Zen Stories

94. Midnight Excursion
Many pupils were studying meditation under the Zen master Sengai. One of them used to arise at night, climb over the temple wall, and go to town on a pleasure jaunt.

Sengai, inspecting the dormitory quarters, found this pupil missing one night and also discovered the high stool he had used to scale the wall. Sengai removed the stool and stood there in its place.

When the wanderer returned, not knowing that Sengai was the stool he put his feet on the master's head and jumped down into the grounds. Discovering what he had done, he was aghast.

Sengai said: 'It is very chilly in the early morning.

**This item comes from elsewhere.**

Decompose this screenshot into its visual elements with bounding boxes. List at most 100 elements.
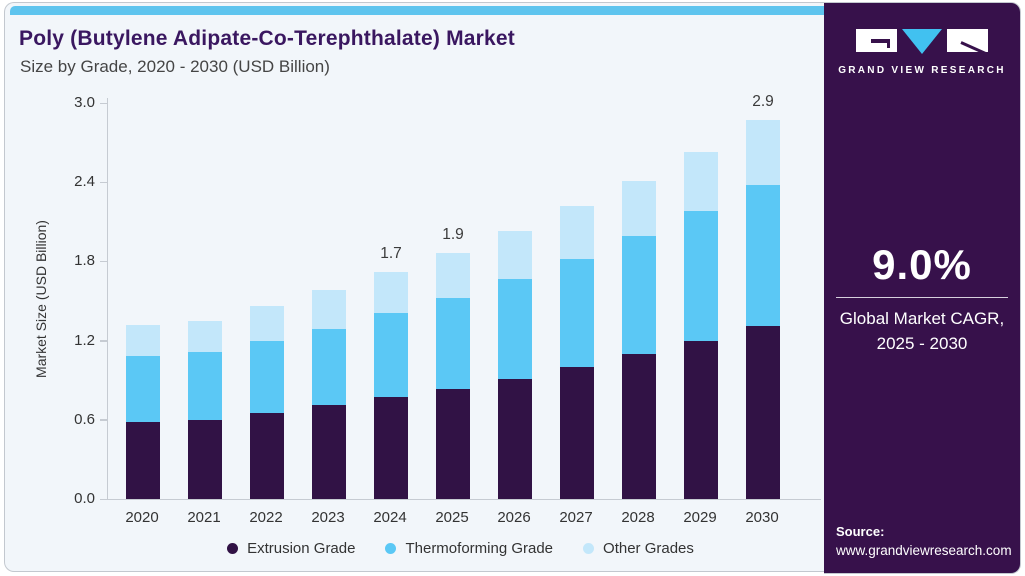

Do be careful not to catch cold yourself.' The pupil never went out at night again.


95. A Letter to a Dying Man
Bassui wrote the following letter to one of his disciples who was about to die: The essence of your mind is not born so it will never die. It is not an existence, which is perishable. It is not an emptiness, which is a mere void. It has neither color nor form. It enjoys no pleasures and suffers no pain.

'I know you are very ill. Like a good Zen student, you are facing that sickness squarely. You may not know exactly who is suffering, but question yourself: What is the essence of this mind? Think only of this. You will need no more. Covet nothing. Your end which is endless is as a snowflake dissolving in the pure air.'


96.A Drop of Water
A Zen master named Gisan asked a young student to bring him a pail of water to cool his bath. The student brought the water and, after cooling the bath, threw on to the ground the little that was left over.

'You dunce!' the master scolded him. 'Why didn't you give the rest of the water to the plants? What right have you to waste even a drop of water in this temple?'

The young student attained Zen in that instant. He changed his name to Tekisui, which means a drop of water.


97. Teaching the Ultimate
In early times in Japan, bamboo-and-paper lanterns wee used with candles inside. A blind man, visiting a friend one night was offered a lantern to carry home with him.

'I do not need a lantern,' he said. Darkness or light is all the same to me'
‘I know you do not need a lantern to find your way,' his friend replied, 'but if you don't have one someone else may run into you. So you must take it.'

The blind man started off with the lantern and before he had walked very far someone ran squarely into him. 'Look out where you are going!' he exclaimed to the stranger. 'Can't you see this lantern?'
‘Your candle has burned out brother,' replied the stranger.